It’s really funny to be a beekeeper in an essence that you’re dealing with the world sweetest liquid and the stinging insects. The liquid is called honey, and it’s natural with various health benefits. The delicate part of it is that you must handle both your honey and their maker with care. Failure to which can bring to an end your career as a beekeeper.
It’s never a good idea to protect yourself from these industrious insects by harming them. The best thing to do is to purchase a complete protective gear, and both you and your bees will be safe. However, there are some gears which don’t guarantee safety to either party or both.
Best Selling Beekeeping Gloves 2017
Can you keep bees without wearing beekeeping gloves?

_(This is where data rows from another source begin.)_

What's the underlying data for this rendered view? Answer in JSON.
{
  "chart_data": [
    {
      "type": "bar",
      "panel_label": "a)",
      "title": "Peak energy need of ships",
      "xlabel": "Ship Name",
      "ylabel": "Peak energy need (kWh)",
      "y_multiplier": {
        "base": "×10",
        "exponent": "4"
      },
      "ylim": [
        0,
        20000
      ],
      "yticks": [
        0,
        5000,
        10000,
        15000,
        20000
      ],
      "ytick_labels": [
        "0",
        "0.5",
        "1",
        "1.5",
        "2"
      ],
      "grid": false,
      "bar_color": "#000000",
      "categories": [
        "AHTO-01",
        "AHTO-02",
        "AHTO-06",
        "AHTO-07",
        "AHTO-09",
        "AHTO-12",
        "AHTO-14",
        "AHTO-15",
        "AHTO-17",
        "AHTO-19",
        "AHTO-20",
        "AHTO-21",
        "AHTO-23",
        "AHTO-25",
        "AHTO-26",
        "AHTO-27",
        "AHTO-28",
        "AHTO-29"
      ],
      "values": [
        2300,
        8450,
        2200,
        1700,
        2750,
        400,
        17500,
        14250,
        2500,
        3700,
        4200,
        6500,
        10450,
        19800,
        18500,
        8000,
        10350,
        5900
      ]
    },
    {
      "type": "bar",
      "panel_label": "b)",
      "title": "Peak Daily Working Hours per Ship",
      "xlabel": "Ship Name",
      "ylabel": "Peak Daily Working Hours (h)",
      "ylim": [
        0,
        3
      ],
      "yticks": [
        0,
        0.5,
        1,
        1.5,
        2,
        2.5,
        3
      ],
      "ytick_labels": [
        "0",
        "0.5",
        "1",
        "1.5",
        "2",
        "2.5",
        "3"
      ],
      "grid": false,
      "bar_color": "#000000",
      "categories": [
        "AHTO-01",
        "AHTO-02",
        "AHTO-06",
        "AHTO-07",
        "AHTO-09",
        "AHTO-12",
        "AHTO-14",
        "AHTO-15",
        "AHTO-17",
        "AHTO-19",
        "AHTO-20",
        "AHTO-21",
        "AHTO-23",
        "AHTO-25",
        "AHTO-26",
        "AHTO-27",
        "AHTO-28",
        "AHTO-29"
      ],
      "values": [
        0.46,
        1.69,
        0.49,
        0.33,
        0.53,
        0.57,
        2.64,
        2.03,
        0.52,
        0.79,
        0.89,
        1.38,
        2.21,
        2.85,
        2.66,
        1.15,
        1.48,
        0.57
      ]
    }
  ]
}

This is a question that beekeepers can answer in different ways based on whether they wear them or not. It’s a good habit to always wear beekeeping gloves whenever handling bees because it can save you from painful stings.

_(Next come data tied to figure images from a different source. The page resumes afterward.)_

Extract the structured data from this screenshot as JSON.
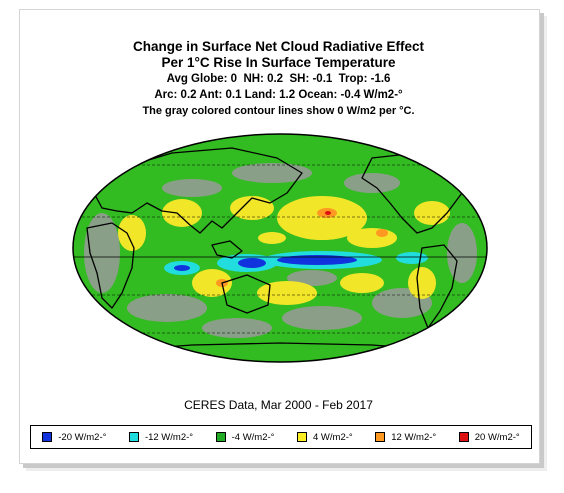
{
  "title": "Change in Surface Net Cloud Radiative Effect",
  "subtitle": "Per 1°C Rise In Surface Temperature",
  "stats_line1": "Avg Globe: 0  NH: 0.2  SH: -0.1  Trop: -1.6",
  "stats_line2": "Arc: 0.2  Ant: 0.1  Land: 1.2 Ocean: -0.4 W/m2-°",
  "note": "The gray colored contour lines show 0 W/m2 per °C.",
  "source": "CERES Data, Mar 2000 - Feb 2017",
  "colors": {
    "ocean_base": "#33bb22",
    "neutral_gray": "#999999",
    "land_outline": "#000000"
  },
  "legend": [
    {
      "label": "-20 W/m2-°",
      "color": "#1133dd"
    },
    {
      "label": "-12 W/m2-°",
      "color": "#22dddd"
    },
    {
      "label": "-4 W/m2-°",
      "color": "#22aa22"
    },
    {
      "label": "4 W/m2-°",
      "color": "#ffee22"
    },
    {
      "label": "12 W/m2-°",
      "color": "#ff9922"
    },
    {
      "label": "20 W/m2-°",
      "color": "#dd1111"
    }
  ]
}
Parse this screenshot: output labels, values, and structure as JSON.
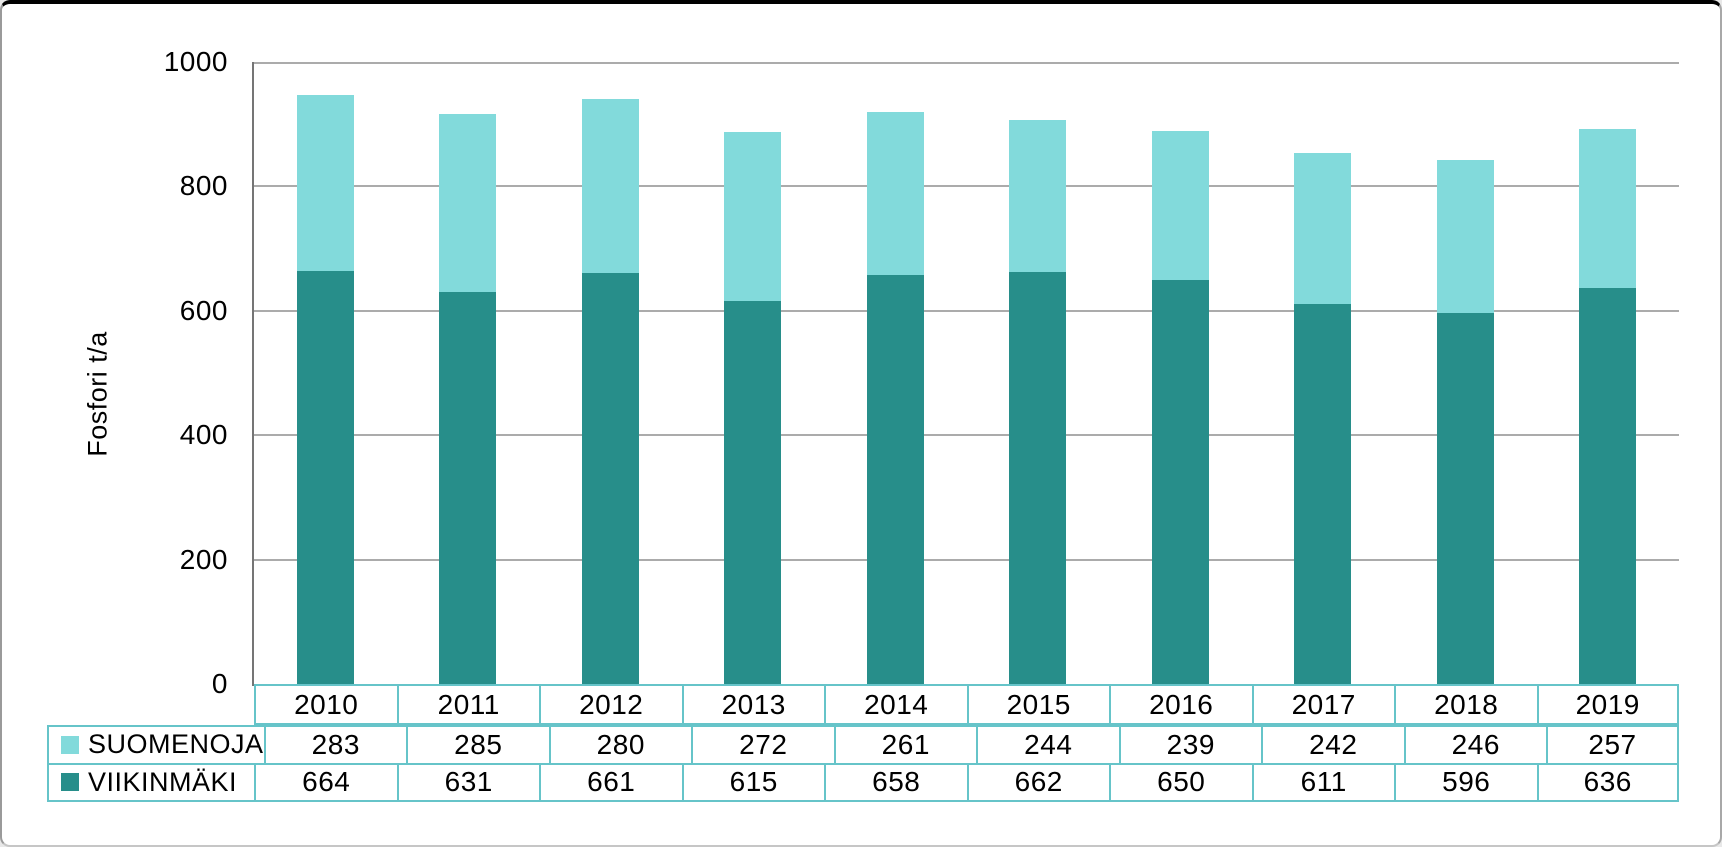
{
  "chart_data": {
    "type": "bar",
    "stacked": true,
    "title": "",
    "categories": [
      "2010",
      "2011",
      "2012",
      "2013",
      "2014",
      "2015",
      "2016",
      "2017",
      "2018",
      "2019"
    ],
    "series": [
      {
        "name": "SUOMENOJA",
        "color": "#82DADB",
        "values": [
          283,
          285,
          280,
          272,
          261,
          244,
          239,
          242,
          246,
          257
        ]
      },
      {
        "name": "VIIKINMÄKI",
        "color": "#278E8A",
        "values": [
          664,
          631,
          661,
          615,
          658,
          662,
          650,
          611,
          596,
          636
        ]
      }
    ],
    "stack_bottom_to_top": [
      "VIIKINMÄKI",
      "SUOMENOJA"
    ],
    "xlabel": "",
    "ylabel": "Fosfori t/a",
    "ylim": [
      0,
      1000
    ],
    "y_tick_step": 200,
    "y_ticks": [
      0,
      200,
      400,
      600,
      800,
      1000
    ],
    "grid": true,
    "legend_position": "data-table left column",
    "data_table_shown": true,
    "colors": {
      "gridline": "#ABABAB",
      "axis_line": "#757575",
      "table_border": "#66C4C9",
      "text": "#000000",
      "background": "#FFFFFF"
    }
  }
}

However, there are some beekeepers who want their hands to come into contact with the bees. They cannot do this without escaping some painful stings. It never matters to other beekeepers who are accustomed to the stings. They might fail to feel pain but certainly, can’t escape swellings from the stings.

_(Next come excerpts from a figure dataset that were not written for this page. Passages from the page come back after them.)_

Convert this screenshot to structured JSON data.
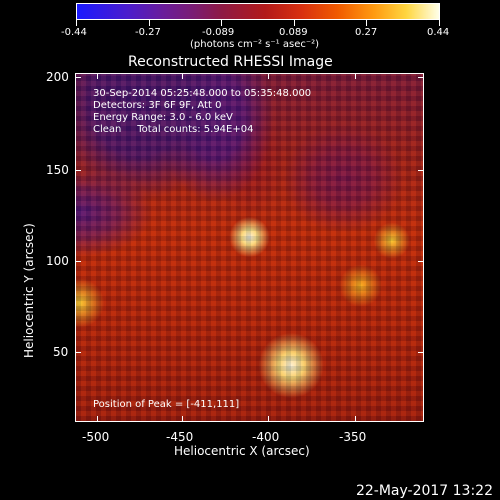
{
  "colorbar": {
    "tick_labels": [
      "-0.44",
      "-0.27",
      "-0.089",
      "0.089",
      "0.27",
      "0.44"
    ],
    "units_text": "(photons cm⁻² s⁻¹ asec⁻²)"
  },
  "title": "Reconstructed RHESSI Image",
  "info": {
    "time_range": "30-Sep-2014 05:25:48.000 to 05:35:48.000",
    "detectors": "Detectors: 3F 6F 9F, Att 0",
    "energy_range": "Energy Range: 3.0 - 6.0 keV",
    "clean_counts": "Clean     Total counts: 5.94E+04"
  },
  "peak_position": "Position of Peak = [-411,111]",
  "x_axis": {
    "label": "Heliocentric X (arcsec)",
    "tick_labels": [
      "-500",
      "-450",
      "-400",
      "-350"
    ]
  },
  "y_axis": {
    "label": "Heliocentric Y (arcsec)",
    "tick_labels": [
      "200",
      "150",
      "100",
      "50"
    ]
  },
  "footer_date": "22-May-2017 13:22",
  "colors": {
    "background": "#000000",
    "foreground": "#ffffff",
    "cmap_low": "#1a1aff",
    "cmap_mid": "#b21a1a",
    "cmap_high": "#ffffe8"
  }
}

Why do you need beekeeping gloves?
Ask yourself why the goalkeepers in the game of soccer always wear their gloves. They do it despite only handling a rubber that’s inflated with air. I hope you can see that you’re handling something much dangerous than an inflated ball.
Beekeeping gloves will prevent your hands from receiving painful stings on your hand. If you think that you can handle the pain, then one day you’ll come in contact with the indigenous bees. The sting from an indigenous African bee will act as a permanent reminder for you to always wear the gear.
The venom from the bee-sting can bring swelling that will irritate you. The swelling can bring allergy to your body that can lead to other infections. My simple advice to you is that you need to wear only beekeeping gloves and not other gloves.
What to consider while purchasing beekeeping gloves?
By now we are not torn between the idea of whether to wear beekeeping gloves or not. You and I are in total agreement on this. However, this won’t make the quest of an ideal beekeeping gloves any easier. There are vital factors that you must put into consideration before finally settling on your ultimate pick. Here are the main factors;
This is one consideration that’s identical with nearly every product in any market. It’s good to go for quality beekeeping gloves that fall within your prevailing budget. In many cases, various gloves don’t cost much, but even if they do, it’s worth sacrificing because it’s you who gets protection.The average budget should be $30.
- Materials in use
The commonest material that’s in use is leather. The leather can be a natural goatskin or synthetic leather. I rather you go for synthetic leather considering the kind of pain those goats go through while obtaining their skins.
- Thickness of the gloves
This is a key factor for both the bees and you. When the beekeeping gloves are too thick, you can end up harming the innocent bees while handling them. On the other hand, when the gloves are thin, it’s you who is at risk. This is because the bee-sting can penetrate through the thin layer of the glove thus inflicting pain on you.
If you thought that you could choose you’re the beekeeping gloves of your favorite color, you couldthink again.No! I’m wrong. I’ve just realized that there are people who have white as their favorite color. The color must remain white because dark colors scare away the bees.
Other colors that are bright like yellow and pink can be used as they can never scare bees in their hives. As a beekeeper, the choice of the color of the glove shouldn’t shock you. Nearly every other beekeeping garment is white so why should this be an exemption?
- The size of the gloves
The ideal beekeeping gloves should be large enough to cover even your wrist. This ensures that the jacket you’re wearing can be tacked in the gloves. Short gloves that don’t cover your wrist only expose apainful section of your body for stinging.
The gloves shouldn’t be too large and loose as the oversized ones can admit the cruel insects inside. On top of that, when the gloves are loose, you might hold the bees without seeing them thus at the risk of killing them.
Is it right to use surgical gloves and dishwashing gloves?
For the bees, it can just be alright as the thickness of these gloves isn’t much. This means that you pose no injury threat that can even kill your bees. These kinds of gloves offer no protection to beekeeper because of their thin layers. This allows the penetration of sting on your skin.
However, it’s better to wear surgical gloves than not wearing any glove at all. I hate to see it when you allow the pain that you can easily prevent. Still, I can’t see why you should fail to buy beekeeping gloves that are highly affordable.
If you like yourself, you’ll appreciate how it’s necessary to have beekeeping gloves as a beekeeper. It’s also important to have both your hands under gloves. There are some beekeepers who only wear aglove on one hand when gloves actually come in pairs.
There are exotic breeds of bees that don’t have apainful sting and can be handled even without gloves. However, when it comes to the indigenous African bee, you shouldn’t attempt to handle them minus beekeeping gloves. The gloves alongside other beekeeping gears ensure your security when in the company of the honey makers.
It’s important only to wear beekeeping gloves and not any other kinds of gloves. The gloves you wear should meet the factors I’ve just discussed with you in order to enhance security. In addition, it enhances effectiveness in handling bees.